ABERTO DE TERÇA-FEIRA A DOMINGO

Apreciação crítica de restaurantes, por Uwe Heitkamp

Sábado, dia 29 de Abril de 2023.

Já conheço o Restaurante Camilo há 34 anos e escolhi-o esta semana para vós, caros leitores, para testar se ainda é tão bom como era, ou talvez até um pouco melhor… do que quando a comida era ainda servida numa pequena cabana de madeira, mesmo à beira da falésia sobre o mar, que então ameaçava desmoronar-se. Pois a natureza desgasta alguns rochedos todos os anos e, a dada altura, o mar aproximou-se tanto que o restaurante teve de mudar de sítio. Recuou alguns metros e foi reconstruído mais atrás: moderno e, até agora, seguro.

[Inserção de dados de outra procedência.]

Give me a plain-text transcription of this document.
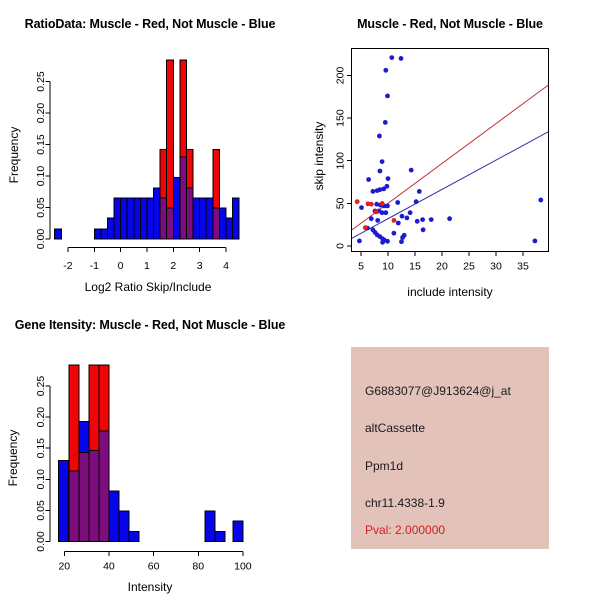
RatioData: Muscle - Red, Not Muscle - Blue
Frequency
Log2 Ratio Skip/Include
-2 -1 0 1 2 3 4
0.00
0.05
0.10
0.15
0.20
0.25
Muscle - Red, Not Muscle - Blue
skip intensity
include intensity
5 10 15 20 25 30 35
0
50
100
150
200
Gene Itensity: Muscle - Red, Not Muscle - Blue
Frequency
Intensity
20	40	60	80	100
0.00
0.05
0.10
0.15
0.20
0.25	G6883077@J913624@j_at
altCassette
Ppm1d
chr11.4338-1.9
Pval: 2.000000
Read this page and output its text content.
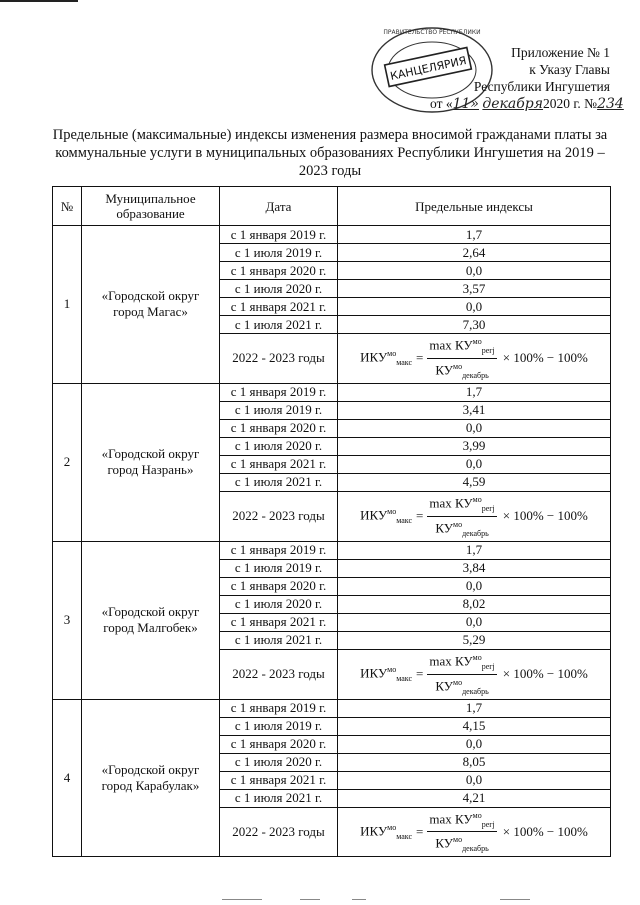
КАНЦЕЛЯРИЯ
ПРАВИТЕЛЬСТВО РЕСПУБЛИКИ
Приложение № 1
к Указу Главы
Республики Ингушетия
от «11» декабря2020 г. №234
Предельные (максимальные) индексы изменения размера вносимой гражданами платы за коммунальные услуги в муниципальных образованиях Республики Ингушетия на 2019 – 2023 годы
№	Муниципальное образование	Дата	Предельные индексы
1	«Городской округ город Магас»	с 1 января 2019 г.	1,7
		с 1 июля 2019 г.	2,64
		с 1 января 2020 г.	0,0
		с 1 июля 2020 г.	3,57
		с 1 января 2021 г.	0,0
		с 1 июля 2021 г.	7,30
		2022 - 2023 годы	$ИКУ^{мо}_{макс}$ =
$\max КУ^{мо}_{регj}$
$КУ^{мо}_{декабрь}$
× 100% − 100%

2	«Городской округ город Назрань»	с 1 января 2019 г.	1,7
		с 1 июля 2019 г.	3,41
		с 1 января 2020 г.	0,0
		с 1 июля 2020 г.	3,99
		с 1 января 2021 г.	0,0
		с 1 июля 2021 г.	4,59
		2022 - 2023 годы	$ИКУ^{мо}_{макс}$ =
$\max КУ^{мо}_{регj}$
$КУ^{мо}_{декабрь}$
× 100% − 100%

3	«Городской округ город Малгобек»	с 1 января 2019 г.	1,7
		с 1 июля 2019 г.	3,84
		с 1 января 2020 г.	0,0
		с 1 июля 2020 г.	8,02
		с 1 января 2021 г.	0,0
		с 1 июля 2021 г.	5,29
		2022 - 2023 годы	$ИКУ^{мо}_{макс}$ =
$\max КУ^{мо}_{регj}$
$КУ^{мо}_{декабрь}$
× 100% − 100%

4	«Городской округ город Карабулак»	с 1 января 2019 г.	1,7
		с 1 июля 2019 г.	4,15
		с 1 января 2020 г.	0,0
		с 1 июля 2020 г.	8,05
		с 1 января 2021 г.	0,0
		с 1 июля 2021 г.	4,21
		2022 - 2023 годы	$ИКУ^{мо}_{макс}$ =
$\max КУ^{мо}_{регj}$
$КУ^{мо}_{декабрь}$
× 100% − 100%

Estávamos em 2011. Desde então, o paralelepípedo envidraçado com varanda tem sido uma mina de ouro, também porque a vista é espetacular, de cortar a respiração, única. Daqui de cima, temos uma visibilidade ilimitada para o mar, avista-se Portimão, Alvor… uma imensidão. Desce-se pelas escadas de madeira e lá está a praia junto das grutas. Portanto, estamos mesmo em frente ao pequeno cabo, a Ponta da Piedade, em frente do farol da Dona Ana… no que respeita à nossa orientação.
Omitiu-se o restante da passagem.